TGFβ1-Smad Signaling Pathway Participates in Interleukin-33 Induced Epithelial-to-Mesenchymal Transition of A549 Cells

Abstract

Backgrounds/Aims: Epithelial-to-mesenchymal transition (EMT) has been proven to be involved in development and progression of pulmonary fibrosis. This study aims to investigate the role of transforming growth factor β1 (TGFβ1)-smad signaling pathway in the interleukin-33 (IL-33) induced EMT. Methods: The human type II alveolar epithelial cell line, A549, and small airway epithelial cells (SAEC) were cultured and divided into 4 groups including Control, LY-2109761 (TGFβ receptor inhibitor), IL-33 and IL-33+LY-2109761 group. Expression of TGFβ1, E-cadherin (E-cad) and α-smooth muscle actin (α-SMA) were examined by using real-time PCR (RT-PCR) and western blot assay, respectively. The smad3 signaling pathway factors, including smad3 and phosphorylated smad3 (p-smad3), were also detected by using western blot assay.
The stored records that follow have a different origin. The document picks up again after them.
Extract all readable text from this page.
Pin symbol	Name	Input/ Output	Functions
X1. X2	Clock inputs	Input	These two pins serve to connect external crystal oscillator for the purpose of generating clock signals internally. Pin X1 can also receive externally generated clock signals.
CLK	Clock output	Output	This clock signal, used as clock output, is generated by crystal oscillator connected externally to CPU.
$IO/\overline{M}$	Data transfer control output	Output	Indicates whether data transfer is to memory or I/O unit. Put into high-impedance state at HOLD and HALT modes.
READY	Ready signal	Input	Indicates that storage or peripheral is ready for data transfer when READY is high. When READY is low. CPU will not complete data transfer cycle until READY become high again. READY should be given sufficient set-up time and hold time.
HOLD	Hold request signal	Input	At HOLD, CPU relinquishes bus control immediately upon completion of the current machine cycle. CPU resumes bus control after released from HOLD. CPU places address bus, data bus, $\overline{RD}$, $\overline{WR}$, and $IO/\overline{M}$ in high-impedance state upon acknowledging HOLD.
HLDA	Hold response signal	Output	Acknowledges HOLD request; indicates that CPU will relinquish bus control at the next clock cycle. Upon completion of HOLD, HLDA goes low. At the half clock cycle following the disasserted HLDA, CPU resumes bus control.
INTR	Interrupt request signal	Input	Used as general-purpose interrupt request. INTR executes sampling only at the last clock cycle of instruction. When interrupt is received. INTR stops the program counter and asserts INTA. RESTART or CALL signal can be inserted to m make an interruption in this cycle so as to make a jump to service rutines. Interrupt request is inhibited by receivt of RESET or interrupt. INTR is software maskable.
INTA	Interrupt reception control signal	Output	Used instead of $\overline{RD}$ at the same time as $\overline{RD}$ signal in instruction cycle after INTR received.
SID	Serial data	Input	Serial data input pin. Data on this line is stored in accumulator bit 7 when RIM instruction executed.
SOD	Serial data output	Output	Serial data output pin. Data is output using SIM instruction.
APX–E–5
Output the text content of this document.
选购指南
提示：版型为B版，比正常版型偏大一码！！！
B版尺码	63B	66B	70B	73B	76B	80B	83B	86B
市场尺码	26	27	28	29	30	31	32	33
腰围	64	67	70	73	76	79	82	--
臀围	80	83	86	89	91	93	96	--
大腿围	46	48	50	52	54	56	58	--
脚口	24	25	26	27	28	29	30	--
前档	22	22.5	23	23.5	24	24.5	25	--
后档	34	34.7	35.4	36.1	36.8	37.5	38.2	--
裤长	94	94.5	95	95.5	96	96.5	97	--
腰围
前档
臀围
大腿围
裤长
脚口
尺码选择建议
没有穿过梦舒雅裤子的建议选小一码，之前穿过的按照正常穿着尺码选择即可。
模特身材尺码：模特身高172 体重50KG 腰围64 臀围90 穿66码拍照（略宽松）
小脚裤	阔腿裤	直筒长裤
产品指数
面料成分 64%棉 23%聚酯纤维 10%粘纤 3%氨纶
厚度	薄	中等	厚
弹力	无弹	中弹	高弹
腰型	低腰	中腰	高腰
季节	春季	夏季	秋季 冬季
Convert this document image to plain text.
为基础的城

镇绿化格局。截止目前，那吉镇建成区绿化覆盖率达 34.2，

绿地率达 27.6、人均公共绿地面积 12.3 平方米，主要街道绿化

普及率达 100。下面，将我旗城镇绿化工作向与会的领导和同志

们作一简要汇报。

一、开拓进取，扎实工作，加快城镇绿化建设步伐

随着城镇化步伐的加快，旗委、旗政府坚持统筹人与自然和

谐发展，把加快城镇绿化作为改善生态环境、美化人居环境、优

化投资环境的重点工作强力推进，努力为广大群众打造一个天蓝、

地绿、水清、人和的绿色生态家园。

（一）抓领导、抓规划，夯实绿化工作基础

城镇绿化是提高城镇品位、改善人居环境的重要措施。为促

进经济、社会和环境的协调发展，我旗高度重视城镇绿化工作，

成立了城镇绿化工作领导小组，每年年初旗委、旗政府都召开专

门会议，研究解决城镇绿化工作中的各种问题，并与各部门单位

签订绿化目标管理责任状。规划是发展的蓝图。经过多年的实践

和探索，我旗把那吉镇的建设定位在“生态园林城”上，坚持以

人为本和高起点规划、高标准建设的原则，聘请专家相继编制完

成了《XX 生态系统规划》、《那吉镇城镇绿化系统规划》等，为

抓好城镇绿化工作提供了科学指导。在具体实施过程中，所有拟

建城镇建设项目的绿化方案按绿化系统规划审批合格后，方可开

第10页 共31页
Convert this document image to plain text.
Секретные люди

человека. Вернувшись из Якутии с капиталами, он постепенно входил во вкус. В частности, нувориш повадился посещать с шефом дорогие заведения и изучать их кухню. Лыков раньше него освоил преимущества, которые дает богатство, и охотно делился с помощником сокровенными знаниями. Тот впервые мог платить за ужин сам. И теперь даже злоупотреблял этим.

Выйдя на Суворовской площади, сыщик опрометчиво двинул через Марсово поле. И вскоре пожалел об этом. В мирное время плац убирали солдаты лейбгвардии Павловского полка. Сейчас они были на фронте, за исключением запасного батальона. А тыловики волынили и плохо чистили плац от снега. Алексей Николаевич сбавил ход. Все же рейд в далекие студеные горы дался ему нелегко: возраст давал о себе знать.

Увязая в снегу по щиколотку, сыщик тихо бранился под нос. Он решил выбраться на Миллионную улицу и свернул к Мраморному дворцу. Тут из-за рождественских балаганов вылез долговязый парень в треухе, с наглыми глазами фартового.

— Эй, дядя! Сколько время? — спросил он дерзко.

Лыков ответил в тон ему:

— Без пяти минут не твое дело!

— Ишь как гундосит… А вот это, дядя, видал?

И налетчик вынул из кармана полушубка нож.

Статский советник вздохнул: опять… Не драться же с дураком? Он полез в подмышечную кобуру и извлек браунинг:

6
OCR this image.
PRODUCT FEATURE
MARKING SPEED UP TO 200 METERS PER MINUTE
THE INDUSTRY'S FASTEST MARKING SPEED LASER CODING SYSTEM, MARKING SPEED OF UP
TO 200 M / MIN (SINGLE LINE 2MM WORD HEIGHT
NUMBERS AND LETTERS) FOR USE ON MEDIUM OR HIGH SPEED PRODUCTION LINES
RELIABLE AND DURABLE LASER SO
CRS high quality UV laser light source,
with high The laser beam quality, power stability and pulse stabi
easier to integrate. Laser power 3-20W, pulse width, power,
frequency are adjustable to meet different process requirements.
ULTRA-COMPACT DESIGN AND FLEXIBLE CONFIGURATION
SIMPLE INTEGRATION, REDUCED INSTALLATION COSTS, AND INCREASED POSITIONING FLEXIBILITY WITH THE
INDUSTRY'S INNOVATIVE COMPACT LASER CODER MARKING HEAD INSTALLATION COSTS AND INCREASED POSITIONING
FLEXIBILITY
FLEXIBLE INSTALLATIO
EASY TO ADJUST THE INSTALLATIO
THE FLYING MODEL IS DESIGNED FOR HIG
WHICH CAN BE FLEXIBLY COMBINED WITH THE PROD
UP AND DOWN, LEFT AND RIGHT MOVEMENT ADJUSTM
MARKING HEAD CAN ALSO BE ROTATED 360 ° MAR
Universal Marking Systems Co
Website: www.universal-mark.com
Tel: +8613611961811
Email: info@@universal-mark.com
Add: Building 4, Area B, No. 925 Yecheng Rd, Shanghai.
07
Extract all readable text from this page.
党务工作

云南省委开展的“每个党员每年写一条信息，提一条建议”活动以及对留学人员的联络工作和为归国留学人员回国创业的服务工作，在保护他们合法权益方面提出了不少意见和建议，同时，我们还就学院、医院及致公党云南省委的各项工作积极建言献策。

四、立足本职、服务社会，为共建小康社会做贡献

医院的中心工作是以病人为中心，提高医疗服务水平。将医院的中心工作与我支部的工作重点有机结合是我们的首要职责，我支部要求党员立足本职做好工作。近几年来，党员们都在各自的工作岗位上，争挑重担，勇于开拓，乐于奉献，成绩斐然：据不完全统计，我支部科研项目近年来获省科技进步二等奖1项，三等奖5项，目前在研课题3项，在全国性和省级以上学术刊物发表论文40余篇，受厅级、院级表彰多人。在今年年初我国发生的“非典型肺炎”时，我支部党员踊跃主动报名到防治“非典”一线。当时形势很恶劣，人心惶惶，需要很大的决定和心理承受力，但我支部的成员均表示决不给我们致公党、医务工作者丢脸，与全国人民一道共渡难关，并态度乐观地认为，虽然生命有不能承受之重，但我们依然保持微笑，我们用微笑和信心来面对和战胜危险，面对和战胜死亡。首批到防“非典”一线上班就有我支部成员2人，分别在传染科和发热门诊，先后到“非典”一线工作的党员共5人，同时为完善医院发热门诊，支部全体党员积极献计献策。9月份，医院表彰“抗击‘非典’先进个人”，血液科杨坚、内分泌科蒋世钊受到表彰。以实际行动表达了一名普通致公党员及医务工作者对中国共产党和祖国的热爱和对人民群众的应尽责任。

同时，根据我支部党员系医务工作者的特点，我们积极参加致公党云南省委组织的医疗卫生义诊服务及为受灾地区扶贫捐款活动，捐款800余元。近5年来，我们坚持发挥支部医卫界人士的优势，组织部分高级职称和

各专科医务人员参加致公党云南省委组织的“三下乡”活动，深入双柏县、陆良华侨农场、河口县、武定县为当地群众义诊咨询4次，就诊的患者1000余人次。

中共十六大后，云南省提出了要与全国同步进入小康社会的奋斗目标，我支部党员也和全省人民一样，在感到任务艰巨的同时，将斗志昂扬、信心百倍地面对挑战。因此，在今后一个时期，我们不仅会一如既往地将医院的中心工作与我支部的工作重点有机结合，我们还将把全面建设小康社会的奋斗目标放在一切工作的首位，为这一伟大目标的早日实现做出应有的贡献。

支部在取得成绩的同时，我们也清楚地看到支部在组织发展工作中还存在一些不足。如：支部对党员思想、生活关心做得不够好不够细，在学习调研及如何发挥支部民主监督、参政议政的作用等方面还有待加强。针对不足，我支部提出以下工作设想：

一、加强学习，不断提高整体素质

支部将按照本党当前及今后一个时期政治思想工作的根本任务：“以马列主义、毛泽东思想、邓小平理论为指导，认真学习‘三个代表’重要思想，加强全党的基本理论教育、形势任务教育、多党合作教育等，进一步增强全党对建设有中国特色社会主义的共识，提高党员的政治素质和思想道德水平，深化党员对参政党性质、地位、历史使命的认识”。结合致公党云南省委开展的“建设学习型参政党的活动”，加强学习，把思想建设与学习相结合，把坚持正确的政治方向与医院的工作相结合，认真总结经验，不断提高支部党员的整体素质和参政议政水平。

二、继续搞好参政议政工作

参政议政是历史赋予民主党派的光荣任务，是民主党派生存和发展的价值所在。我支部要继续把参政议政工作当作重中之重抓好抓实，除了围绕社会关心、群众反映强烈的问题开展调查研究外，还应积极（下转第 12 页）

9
Results: IL-33 significantly activated T1/ST2 expression in A549 cells (P< 0.05). TGFβ1 receptor inhibitor significantly suppressed the IL-33 caused down-expression of E-cad compared to IL-33 alone (P< 0.05). IL-33 significantly increased the α-SMA levels compared to Control group (P< 0.05) and TGFβ1 receptor inhibitor inhibited the other effects of IL-33. IL-33 significantly enhanced the levels of TGFβ1 compared to Control group (P< 0.05). TGFβ1 receptor inhibitor suppressed the IL-33 induced up-expression of p-smad3. Conclusion: The TGFβ1-smad signaling pathway participates in the IL-33 induced epithelial-to-mesenchymal transition of A549 cells.